Maravilla la familiaridad con los muertos, que se mantiene tan viva en las tradiciones españolas, especialmente con los finados famosos. Durante mucho tiempo, en la España contemporánea se mantuvo el rito cultural de celebrar la fiesta de los Difuntos con la representación del Tenorio. Se recordará su fúnebre desenlace del cementerio con lamentos mortuorios. En nuestras costas literarias el género más socorrido es el obituario, necrológica o panegírico.
En el castellano clásico la fama era el éxito y el reconocimiento de las hazañas de una persona eminente una vez fallecida. Pocos versos habrá tan sentidos en la literatura castellana como los de Jorge Manrique, Coplas a la muerte de su padre: los escolantes de otros tiempos los aprendimos para toda su vida:
Recuerde el alma dormida,
avive el seso y despierte,
contemplando
cómo se pasa la vida,
cómo se viene la muerte
tan callando.
Otros versos perennes son los que dedicó, de encargo, Miguel de Cervantes "Al túmulo de Felipe II":
Apostaré que la ánima del muerto,
por gozar de este sitio,
hoy ha dejado
el cielo, de que goza eternamente.
La censura no captó la ironía.
No es leyenda, sino macabra celebración, la historia de la reina Juana escoltando el féretro de su esposo Felipe, el Hermoso, por toda Castilla. En su afán de revitalizar tales regias exequias fúnebres, después de la última guerra civil, los falangistas llevaron a hombros los restos mortales de José Antonio Primo de Rivera desde Alicante hasta El Escorial. Años más tarde los exhumaron para enterrarlos en Cuelgamuros, desde entonces el Valle de los Caídos. La caricatura de tales solemnes celebraciones es la de los anarquistas españoles de diversas algaradas cuando quemaban los conventos y desenterraban las momias de las monjas para exponerlas en la calle. Hay veces en que la necrofilia trata de apaciguar la crueldad.
El actual Gobierno de España, que Dios guarde, se ha empeñado en desenterrar a Franco del Valle de los Caídos. Bien es verdad que el Caudillo no fue propiamente un caído de la guerra civil, aunque sí Primo de Rivera. La extraña coincidencia es que ambos fallecieron un 20 de noviembre, con 39 años de distancia. Se añade otra casualidad: Buenaventura Durruti, el gerifalte de los anarquistas durante la guerra civil, también murió (seguramente asesinado) un 20 de noviembre de 1936 (el mes de los difuntos). En la misma fecha fusilaban a José Antonio Primo de Rivera.

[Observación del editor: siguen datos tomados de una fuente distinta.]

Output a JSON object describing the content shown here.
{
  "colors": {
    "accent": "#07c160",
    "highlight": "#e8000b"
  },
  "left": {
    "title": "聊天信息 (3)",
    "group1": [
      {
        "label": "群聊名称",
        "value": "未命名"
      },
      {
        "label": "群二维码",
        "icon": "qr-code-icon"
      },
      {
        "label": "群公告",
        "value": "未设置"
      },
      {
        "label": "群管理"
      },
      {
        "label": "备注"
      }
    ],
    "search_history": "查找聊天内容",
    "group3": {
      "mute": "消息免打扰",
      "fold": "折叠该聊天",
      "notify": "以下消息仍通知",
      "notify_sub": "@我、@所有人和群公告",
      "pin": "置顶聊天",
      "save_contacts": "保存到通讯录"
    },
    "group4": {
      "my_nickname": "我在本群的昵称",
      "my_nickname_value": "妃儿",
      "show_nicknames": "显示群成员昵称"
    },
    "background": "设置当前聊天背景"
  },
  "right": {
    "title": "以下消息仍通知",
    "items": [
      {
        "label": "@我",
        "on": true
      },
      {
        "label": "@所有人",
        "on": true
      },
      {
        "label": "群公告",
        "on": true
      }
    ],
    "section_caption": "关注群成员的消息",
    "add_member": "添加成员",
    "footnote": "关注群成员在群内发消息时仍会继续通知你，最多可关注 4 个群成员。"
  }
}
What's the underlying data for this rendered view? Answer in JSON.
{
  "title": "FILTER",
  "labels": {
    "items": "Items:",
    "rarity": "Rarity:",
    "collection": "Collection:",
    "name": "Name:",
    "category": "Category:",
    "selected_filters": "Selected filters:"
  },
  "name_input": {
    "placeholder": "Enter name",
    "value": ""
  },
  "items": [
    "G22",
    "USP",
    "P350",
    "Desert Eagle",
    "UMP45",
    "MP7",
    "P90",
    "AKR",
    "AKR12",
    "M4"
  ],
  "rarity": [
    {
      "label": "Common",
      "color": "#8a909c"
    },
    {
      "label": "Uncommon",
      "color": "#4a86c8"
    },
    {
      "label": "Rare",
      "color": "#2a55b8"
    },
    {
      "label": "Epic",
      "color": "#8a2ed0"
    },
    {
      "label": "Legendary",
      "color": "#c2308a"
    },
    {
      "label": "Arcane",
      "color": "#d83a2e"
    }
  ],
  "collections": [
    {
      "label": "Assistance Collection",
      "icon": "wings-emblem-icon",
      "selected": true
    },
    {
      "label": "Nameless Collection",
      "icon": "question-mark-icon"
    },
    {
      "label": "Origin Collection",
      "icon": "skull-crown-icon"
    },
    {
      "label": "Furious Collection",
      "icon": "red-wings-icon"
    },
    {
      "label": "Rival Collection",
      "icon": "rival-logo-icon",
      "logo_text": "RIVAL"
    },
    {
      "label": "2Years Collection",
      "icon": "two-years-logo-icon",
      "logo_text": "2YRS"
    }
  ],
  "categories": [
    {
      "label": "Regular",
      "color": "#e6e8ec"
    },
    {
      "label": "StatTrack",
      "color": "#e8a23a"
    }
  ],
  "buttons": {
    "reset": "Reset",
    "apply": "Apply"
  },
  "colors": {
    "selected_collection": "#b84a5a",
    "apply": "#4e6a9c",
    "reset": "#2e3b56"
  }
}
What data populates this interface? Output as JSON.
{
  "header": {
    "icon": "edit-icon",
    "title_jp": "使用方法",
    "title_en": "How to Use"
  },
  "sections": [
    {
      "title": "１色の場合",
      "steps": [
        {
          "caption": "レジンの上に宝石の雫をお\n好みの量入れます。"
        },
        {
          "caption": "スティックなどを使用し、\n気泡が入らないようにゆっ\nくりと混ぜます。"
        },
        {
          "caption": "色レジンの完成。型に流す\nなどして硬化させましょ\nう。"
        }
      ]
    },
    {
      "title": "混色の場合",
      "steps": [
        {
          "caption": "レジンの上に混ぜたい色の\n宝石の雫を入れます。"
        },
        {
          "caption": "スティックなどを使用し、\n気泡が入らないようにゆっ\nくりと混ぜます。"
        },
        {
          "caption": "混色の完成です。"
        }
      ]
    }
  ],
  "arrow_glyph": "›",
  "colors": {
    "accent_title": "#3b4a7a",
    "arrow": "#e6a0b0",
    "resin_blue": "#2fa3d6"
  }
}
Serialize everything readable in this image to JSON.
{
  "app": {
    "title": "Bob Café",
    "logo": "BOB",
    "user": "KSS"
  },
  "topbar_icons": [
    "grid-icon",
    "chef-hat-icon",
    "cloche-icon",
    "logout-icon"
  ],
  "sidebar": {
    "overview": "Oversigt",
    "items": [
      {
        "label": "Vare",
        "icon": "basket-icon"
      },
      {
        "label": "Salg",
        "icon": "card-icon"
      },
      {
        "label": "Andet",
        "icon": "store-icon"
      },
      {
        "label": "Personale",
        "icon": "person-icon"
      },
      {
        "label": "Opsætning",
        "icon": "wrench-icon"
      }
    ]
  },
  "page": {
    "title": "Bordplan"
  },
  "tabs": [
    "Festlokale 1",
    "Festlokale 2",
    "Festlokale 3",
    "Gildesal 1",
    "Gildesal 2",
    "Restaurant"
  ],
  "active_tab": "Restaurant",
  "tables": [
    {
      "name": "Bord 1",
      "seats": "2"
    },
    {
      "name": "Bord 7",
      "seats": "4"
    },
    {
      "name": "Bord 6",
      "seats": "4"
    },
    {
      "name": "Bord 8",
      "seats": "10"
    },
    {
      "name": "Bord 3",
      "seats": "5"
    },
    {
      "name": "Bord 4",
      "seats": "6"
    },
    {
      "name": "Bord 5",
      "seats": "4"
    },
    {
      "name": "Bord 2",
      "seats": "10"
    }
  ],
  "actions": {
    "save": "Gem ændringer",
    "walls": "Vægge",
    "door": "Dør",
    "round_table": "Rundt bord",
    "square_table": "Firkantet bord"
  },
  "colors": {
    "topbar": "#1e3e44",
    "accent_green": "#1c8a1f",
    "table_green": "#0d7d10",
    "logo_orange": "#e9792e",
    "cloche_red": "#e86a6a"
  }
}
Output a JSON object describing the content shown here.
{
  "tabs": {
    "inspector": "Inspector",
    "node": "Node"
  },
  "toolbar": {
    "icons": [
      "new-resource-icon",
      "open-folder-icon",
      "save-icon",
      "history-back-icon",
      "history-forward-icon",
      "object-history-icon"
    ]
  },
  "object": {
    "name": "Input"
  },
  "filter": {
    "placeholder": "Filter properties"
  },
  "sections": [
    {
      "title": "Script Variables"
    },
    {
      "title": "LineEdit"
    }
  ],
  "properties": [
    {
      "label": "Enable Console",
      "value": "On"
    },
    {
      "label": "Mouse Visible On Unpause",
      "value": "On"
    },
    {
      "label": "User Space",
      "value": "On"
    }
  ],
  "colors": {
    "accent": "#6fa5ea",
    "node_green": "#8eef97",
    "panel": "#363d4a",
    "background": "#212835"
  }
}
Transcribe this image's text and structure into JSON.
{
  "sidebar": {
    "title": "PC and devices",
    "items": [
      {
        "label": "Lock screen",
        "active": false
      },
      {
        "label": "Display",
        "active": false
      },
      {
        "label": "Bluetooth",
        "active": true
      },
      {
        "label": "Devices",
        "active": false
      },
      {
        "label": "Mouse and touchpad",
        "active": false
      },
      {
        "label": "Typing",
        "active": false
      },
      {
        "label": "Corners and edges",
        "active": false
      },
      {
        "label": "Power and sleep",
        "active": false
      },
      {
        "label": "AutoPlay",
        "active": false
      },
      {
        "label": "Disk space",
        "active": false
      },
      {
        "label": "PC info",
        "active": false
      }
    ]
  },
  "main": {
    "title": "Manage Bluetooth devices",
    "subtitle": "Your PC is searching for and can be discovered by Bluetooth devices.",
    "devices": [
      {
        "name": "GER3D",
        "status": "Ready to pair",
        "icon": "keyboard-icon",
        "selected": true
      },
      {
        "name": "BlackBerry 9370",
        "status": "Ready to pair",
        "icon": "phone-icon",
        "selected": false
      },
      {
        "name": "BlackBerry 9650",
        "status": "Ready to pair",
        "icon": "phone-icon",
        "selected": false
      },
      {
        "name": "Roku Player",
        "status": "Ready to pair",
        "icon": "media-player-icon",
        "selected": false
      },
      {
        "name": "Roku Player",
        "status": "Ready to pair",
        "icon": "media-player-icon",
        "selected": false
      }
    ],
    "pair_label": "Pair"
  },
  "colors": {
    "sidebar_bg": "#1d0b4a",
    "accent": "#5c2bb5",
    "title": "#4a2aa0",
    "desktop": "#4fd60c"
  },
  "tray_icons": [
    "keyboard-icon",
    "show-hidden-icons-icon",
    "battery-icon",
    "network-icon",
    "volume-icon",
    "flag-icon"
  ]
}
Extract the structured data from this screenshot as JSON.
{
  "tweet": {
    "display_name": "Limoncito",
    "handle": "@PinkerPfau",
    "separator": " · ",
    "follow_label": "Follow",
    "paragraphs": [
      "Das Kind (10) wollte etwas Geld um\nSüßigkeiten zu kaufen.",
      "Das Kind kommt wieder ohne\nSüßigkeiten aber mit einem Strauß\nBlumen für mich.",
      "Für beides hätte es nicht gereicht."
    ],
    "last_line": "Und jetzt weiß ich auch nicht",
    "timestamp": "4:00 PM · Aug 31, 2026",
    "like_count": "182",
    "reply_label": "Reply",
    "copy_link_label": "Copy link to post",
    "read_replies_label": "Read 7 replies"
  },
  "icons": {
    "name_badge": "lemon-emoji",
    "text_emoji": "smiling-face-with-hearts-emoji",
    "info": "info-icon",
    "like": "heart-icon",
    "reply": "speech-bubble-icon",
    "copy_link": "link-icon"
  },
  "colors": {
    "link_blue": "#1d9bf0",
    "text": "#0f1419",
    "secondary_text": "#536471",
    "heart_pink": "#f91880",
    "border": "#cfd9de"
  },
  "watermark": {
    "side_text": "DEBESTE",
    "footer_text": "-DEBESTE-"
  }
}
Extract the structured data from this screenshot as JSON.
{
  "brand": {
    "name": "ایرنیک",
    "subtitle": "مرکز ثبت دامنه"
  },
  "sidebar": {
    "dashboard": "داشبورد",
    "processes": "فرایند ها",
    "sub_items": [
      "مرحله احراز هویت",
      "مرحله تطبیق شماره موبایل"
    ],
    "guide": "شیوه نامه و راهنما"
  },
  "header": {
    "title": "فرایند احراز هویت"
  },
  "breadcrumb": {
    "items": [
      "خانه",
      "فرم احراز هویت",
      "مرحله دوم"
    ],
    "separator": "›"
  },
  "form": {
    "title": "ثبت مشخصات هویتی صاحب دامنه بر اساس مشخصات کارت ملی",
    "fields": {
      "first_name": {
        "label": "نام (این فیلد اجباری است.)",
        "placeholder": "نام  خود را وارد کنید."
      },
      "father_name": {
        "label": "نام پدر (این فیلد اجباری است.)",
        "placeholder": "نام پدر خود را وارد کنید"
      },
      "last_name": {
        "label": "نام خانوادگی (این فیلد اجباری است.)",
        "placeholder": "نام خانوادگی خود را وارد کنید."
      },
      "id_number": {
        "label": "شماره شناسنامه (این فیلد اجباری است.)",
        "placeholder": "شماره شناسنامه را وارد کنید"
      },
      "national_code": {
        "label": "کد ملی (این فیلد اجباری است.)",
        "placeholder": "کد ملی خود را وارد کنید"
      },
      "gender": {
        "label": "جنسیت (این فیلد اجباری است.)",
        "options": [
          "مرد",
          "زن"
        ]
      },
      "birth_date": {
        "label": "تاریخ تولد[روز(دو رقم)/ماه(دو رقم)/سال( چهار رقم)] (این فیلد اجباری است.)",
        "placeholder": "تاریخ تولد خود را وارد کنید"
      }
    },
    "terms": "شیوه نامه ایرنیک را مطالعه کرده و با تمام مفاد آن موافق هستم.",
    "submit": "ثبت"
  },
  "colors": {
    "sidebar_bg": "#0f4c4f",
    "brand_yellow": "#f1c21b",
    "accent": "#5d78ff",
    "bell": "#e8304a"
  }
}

Lo extraño es que, al desenterrar a Franco, el Gobierno quiera hacer del Valle de los Caídos una especie de cementerio civil. Tendrá que dinamitar la colosal cruz y las imponentes esculturas de los Evangelistas y de la Piedad. No está claro quién se va a enterrar en el gigantesco mausoleo y qué otros símbolos se van a colocar.
La locura de desenterrar la momia de Franco logrará un imprevisto efecto mefistofélico. A saber, será un estímulo que acreciente la fama del Caudillo (o Dictador) muchos años después de muerto. Todo muy español.
El pueblo español mantiene una radical veta macabra. Come huesos de santos (es decir, de muertos) en el Día de Difuntos. Es una tradición que se ha conservado muy bien en México, donde se comen calaveras de dulce para celebrar la misma fecha. Los españoles de la generación anterior eran capaces de gastar la hijuela en un seguro de entierro que les aseguraba una tumba perpetua. Ya es fe.